Protesting for peace
Spanish immigrant calls sidewalk home in decades-long showdown with White House
by Jason Kane and Nicole Wetherell
For nearly 25 years, Picciotto has enacted the same routine within the shadow of the White House, willingly subjecting herself to both scathing public criticism and the harsh Washington weather in support of peace and nuclear disarmament.
Having been labeled everything from a prophet to a public pest, she has resigned herself to the name-calling, basking instead in the notoriety attained from her short appearance in Michael Moore's "Fahrenheit 9/11" and the belief that many Americans find comfort in her unfaltering presence in the park.

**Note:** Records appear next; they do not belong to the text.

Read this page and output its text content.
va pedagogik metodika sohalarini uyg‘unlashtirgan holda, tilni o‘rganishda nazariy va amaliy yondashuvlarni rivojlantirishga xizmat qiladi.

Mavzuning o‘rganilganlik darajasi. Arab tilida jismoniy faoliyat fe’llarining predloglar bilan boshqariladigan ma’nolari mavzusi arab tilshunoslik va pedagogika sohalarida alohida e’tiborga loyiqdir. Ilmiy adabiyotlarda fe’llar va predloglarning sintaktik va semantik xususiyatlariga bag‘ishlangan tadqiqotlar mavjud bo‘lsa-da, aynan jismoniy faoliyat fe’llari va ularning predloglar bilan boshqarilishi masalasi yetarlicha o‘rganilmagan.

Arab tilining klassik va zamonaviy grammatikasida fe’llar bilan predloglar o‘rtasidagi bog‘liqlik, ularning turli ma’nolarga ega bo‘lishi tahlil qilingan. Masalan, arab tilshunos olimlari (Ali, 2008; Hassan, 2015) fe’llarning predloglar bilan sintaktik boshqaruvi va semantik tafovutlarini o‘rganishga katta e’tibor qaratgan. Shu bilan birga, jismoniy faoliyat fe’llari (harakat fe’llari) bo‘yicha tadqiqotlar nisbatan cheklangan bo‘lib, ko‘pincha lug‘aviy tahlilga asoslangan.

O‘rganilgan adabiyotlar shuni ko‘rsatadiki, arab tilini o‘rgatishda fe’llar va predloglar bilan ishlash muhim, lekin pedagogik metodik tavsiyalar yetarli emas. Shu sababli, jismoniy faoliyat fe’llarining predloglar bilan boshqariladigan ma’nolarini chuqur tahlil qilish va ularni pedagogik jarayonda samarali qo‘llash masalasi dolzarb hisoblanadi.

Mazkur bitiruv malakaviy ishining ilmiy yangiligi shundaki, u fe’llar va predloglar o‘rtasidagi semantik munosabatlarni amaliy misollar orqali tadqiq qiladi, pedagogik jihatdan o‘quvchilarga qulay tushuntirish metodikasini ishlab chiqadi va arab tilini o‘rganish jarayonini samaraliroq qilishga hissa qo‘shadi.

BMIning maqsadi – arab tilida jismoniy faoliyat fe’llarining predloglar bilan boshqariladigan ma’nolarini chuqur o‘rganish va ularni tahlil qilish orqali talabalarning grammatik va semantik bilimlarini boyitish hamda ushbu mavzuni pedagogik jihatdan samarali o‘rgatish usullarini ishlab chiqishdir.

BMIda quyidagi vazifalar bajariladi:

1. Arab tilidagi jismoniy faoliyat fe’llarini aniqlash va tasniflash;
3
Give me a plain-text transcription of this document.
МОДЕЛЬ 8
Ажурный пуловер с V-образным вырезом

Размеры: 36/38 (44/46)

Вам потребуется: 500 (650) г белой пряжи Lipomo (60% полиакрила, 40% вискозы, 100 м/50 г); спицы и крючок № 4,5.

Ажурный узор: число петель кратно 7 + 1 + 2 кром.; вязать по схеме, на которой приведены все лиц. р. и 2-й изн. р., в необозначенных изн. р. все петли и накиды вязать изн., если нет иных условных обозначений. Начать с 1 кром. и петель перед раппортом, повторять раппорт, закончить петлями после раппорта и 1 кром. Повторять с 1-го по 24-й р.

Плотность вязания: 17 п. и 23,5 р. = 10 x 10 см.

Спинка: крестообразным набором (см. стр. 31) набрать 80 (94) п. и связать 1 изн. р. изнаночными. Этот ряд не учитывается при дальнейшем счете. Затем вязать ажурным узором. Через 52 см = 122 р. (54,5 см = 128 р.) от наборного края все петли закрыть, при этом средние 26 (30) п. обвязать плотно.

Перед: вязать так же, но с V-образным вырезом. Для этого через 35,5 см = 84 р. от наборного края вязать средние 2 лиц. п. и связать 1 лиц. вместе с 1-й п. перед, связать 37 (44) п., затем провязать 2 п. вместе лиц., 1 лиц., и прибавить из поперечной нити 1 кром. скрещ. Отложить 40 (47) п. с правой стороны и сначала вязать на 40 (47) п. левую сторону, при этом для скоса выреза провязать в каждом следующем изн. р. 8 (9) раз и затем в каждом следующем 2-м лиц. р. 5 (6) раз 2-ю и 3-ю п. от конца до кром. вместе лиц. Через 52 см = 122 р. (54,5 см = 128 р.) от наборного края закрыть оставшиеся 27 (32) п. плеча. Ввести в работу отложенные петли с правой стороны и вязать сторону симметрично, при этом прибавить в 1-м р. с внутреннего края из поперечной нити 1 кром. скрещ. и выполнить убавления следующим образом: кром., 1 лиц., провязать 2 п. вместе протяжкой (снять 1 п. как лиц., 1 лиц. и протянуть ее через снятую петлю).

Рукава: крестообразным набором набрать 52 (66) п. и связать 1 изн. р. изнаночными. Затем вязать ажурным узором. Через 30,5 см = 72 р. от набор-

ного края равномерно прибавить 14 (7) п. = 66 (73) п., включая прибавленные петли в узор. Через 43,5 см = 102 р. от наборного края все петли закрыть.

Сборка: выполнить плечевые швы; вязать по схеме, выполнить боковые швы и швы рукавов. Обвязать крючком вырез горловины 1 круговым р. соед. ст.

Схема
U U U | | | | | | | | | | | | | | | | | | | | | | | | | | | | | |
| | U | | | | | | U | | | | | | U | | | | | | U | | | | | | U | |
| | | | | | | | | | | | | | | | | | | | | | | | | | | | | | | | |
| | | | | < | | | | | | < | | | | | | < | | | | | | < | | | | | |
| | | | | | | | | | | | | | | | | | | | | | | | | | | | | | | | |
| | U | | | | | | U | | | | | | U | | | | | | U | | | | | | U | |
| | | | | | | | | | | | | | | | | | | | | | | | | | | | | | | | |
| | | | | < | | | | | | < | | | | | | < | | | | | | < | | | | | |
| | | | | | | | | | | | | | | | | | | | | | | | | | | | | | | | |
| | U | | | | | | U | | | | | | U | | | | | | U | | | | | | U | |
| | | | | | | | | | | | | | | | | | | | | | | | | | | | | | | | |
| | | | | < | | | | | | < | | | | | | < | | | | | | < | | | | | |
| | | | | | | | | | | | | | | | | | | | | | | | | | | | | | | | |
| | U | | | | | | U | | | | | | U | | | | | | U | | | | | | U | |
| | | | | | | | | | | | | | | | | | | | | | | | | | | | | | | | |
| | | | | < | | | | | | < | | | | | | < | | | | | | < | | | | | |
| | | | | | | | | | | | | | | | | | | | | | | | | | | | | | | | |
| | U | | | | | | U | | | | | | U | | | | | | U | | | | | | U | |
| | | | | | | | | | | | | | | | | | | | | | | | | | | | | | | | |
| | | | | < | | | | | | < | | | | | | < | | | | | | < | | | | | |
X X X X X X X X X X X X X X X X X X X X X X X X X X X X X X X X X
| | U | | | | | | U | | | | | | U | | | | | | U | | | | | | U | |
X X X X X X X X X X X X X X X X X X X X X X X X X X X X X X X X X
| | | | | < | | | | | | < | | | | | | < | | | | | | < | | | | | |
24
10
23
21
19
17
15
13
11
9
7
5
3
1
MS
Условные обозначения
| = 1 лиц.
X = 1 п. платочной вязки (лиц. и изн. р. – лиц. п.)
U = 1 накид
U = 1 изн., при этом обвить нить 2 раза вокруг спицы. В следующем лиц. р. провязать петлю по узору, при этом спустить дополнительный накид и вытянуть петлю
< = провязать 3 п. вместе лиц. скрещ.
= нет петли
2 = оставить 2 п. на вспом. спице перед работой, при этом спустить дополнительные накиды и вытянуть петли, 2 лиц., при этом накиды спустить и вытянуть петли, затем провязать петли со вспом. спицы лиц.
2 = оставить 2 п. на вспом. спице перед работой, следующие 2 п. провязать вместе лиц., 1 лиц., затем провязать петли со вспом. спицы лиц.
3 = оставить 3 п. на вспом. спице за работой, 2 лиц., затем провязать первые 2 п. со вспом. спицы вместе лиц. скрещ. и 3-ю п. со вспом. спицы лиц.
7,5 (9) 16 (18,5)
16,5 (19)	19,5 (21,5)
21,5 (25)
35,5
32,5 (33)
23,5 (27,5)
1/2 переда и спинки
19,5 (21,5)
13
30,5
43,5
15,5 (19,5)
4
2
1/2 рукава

Picciotto's six-foot-tall signs, which evolve in accordance with world affairs, tower over her small frame, ensuring that the message preached in her soft, heavily accented voice is clear to all who pass.
"Stay the course and this will happen to you," warns one sign bearing pictures of bloodied corpses. "Give peace a chance." The small, wrinkled woman stands defiantly under them, ready to preach about the need for better education in America ("Americans are ignorant people. They're lazy. They've never suffered."), or the dangers of nuclear war.

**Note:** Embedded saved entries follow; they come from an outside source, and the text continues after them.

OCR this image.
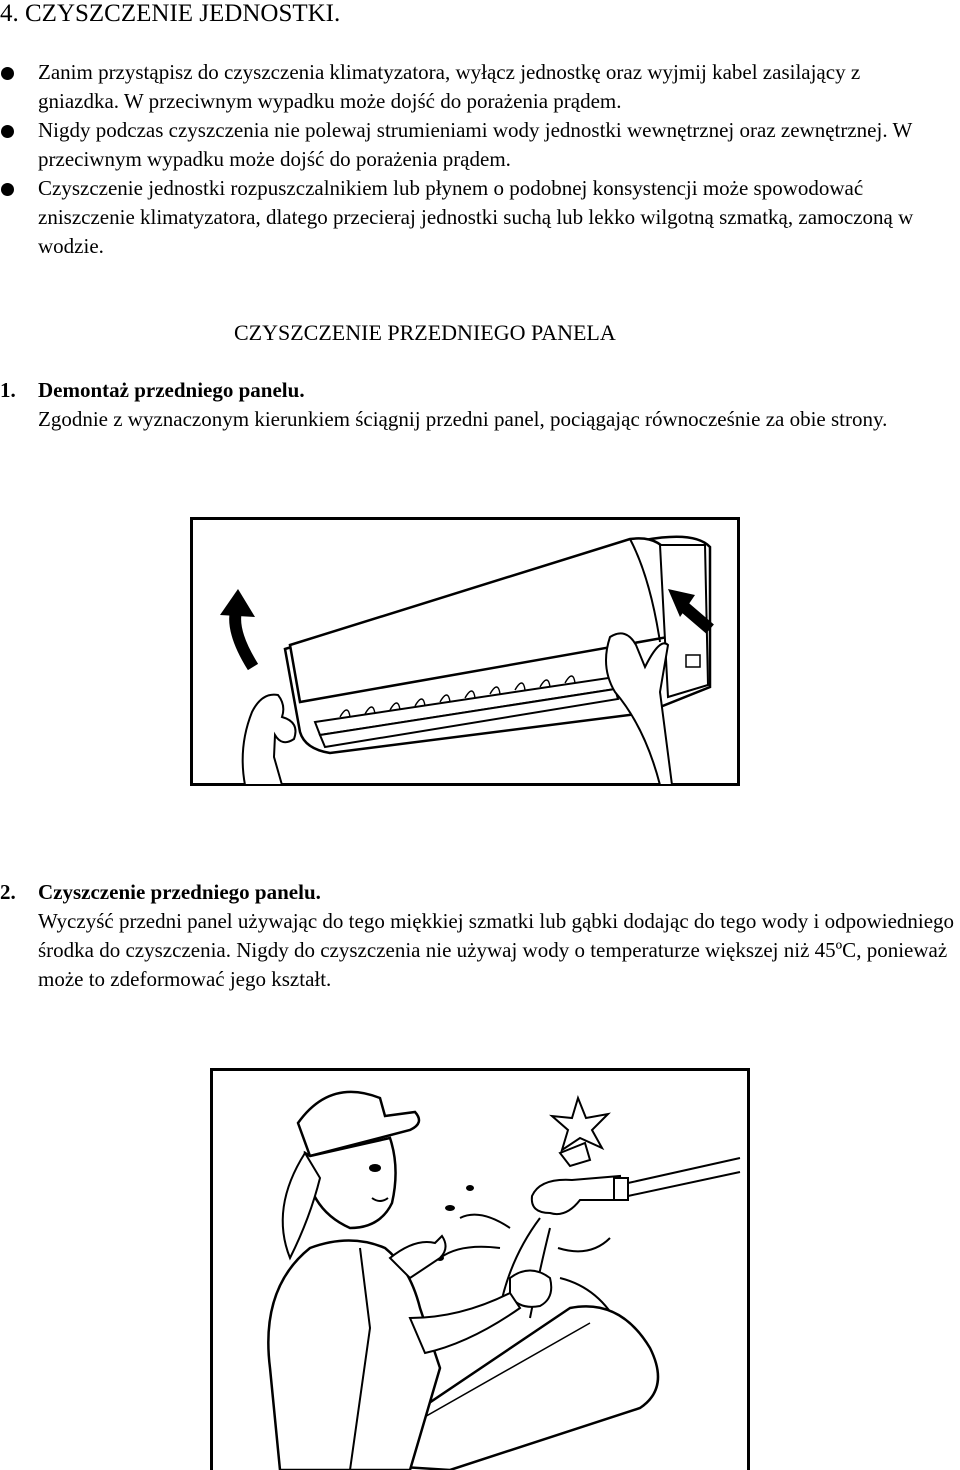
4. CZYSZCZENIE JEDNOSTKI.
Zanim przystąpisz do czyszczenia klimatyzatora, wyłącz jednostkę oraz wyjmij kabel zasilający z gniazdka. W przeciwnym wypadku może dojść do porażenia prądem.
Nigdy podczas czyszczenia nie polewaj strumieniami wody jednostki wewnętrznej oraz zewnętrznej. W przeciwnym wypadku może dojść do porażenia prądem.
Czyszczenie jednostki rozpuszczalnikiem lub płynem o podobnej konsystencji może spowodować zniszczenie klimatyzatora, dlatego przecieraj jednostki suchą lub lekko wilgotną szmatką, zamoczoną w wodzie.
CZYSZCZENIE PRZEDNIEGO PANELA

1. Demontaż przedniego panelu.

Zgodnie z wyznaczonym kierunkiem ściągnij przedni panel, pociągając równocześnie za obie strony.

2. Czyszczenie przedniego panelu.

Wyczyść przedni panel używając do tego miękkiej szmatki lub gąbki dodając do tego wody i odpowiedniego środka do czyszczenia. Nigdy do czyszczenia nie używaj wody o temperaturze większej niż 45ºC, ponieważ może to zdeformować jego kształt.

Shortly after the vigil's conception in 1981, massive versions of the current signs dominated the north gate of the White House, covering approximately three-fourths of the sidewalk along Pennsylvania Avenue. Laws enacted to prevent such behavior have since limited Picciotto to her current allotment, a process that has forced her across the street from her original location and subjected her to what she describes as a never-ending barrage of harassment, citations and legal trials.
"The government makes many rules which are in violation of the Constitution by limiting the size and number of my signs. I have been arrested a number of times, I have been beaten by marines, accosted by police. It's very difficult," she says in a low whisper.